I know that math is something many people hate and the numbers we are talking about are huge, but when we divided them by the population and look at the savings over time, this approach to transforming society may be the best way to head off total collapse at the hands of the greedy super-rich. The costs of these policies, if spread evenly among the population, would be about 56K per person. The benefits would be more than double the costs. The only reason that the uberwealthy do not want this to happen is that it would temporarily inconvenience them and it would liberate such a large segment of society that they would lose some of their wage slaves. Perhaps the greatest benefit would be non-monetary because the millions of Americans who are now wage slaves would have some breathing room instead of having to forego vacations, borrow to put their children through school and risk bankruptcy if their health fails. all of these benefits would cut into the obscene profitability of banks, insurance and financial sectors.

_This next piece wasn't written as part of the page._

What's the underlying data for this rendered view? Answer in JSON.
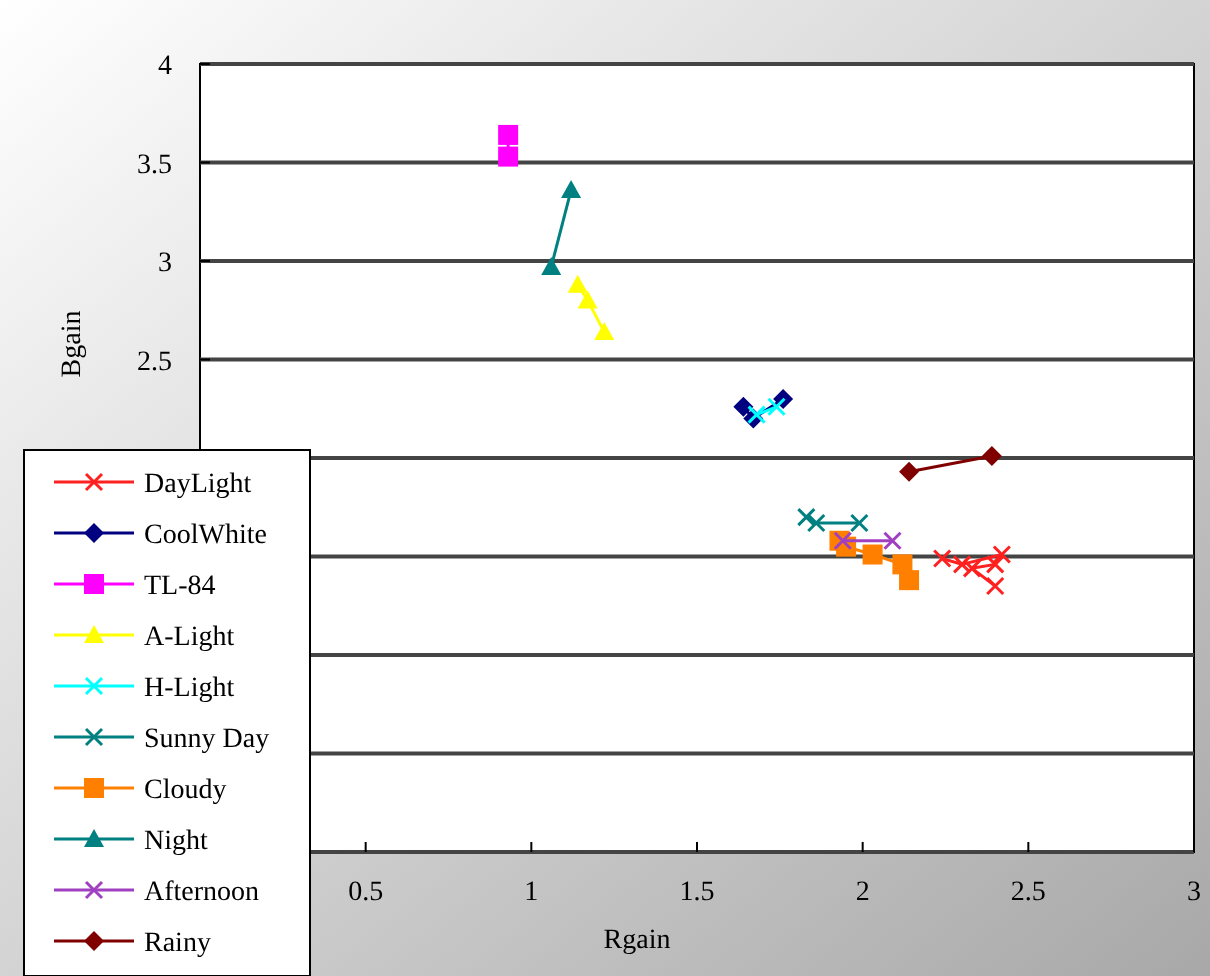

these are not the folks i am running for congress to represent. I am running for people like myself who have borne the brunt of the recession, been functionally underemployed for the better part of a decade and those who will come up in the future. We need stability and we need it now. Not stability for the ultra-wealthy, but for the average person, the 99.9%. I am committed to these changes in a way that our "opponents"/oppressors, cannot fathom. I am a stand against institutionalized racism, sexism, classism, ageism, bigotry and hatred. to become a strong nation again we need to call out these and other crippling social ills at every opportunity. not jus tto make people aware of the damage being done to individuals and families by continuing the current system, but to work toward a better state of affairs for all.
What I am working for is not just to benefit the people here in northeast Wisconsin, but the nation as a whole. The future generations will ask us, "When we faced those issues, what did you do to help?" I refuse to have to say, "Nothing."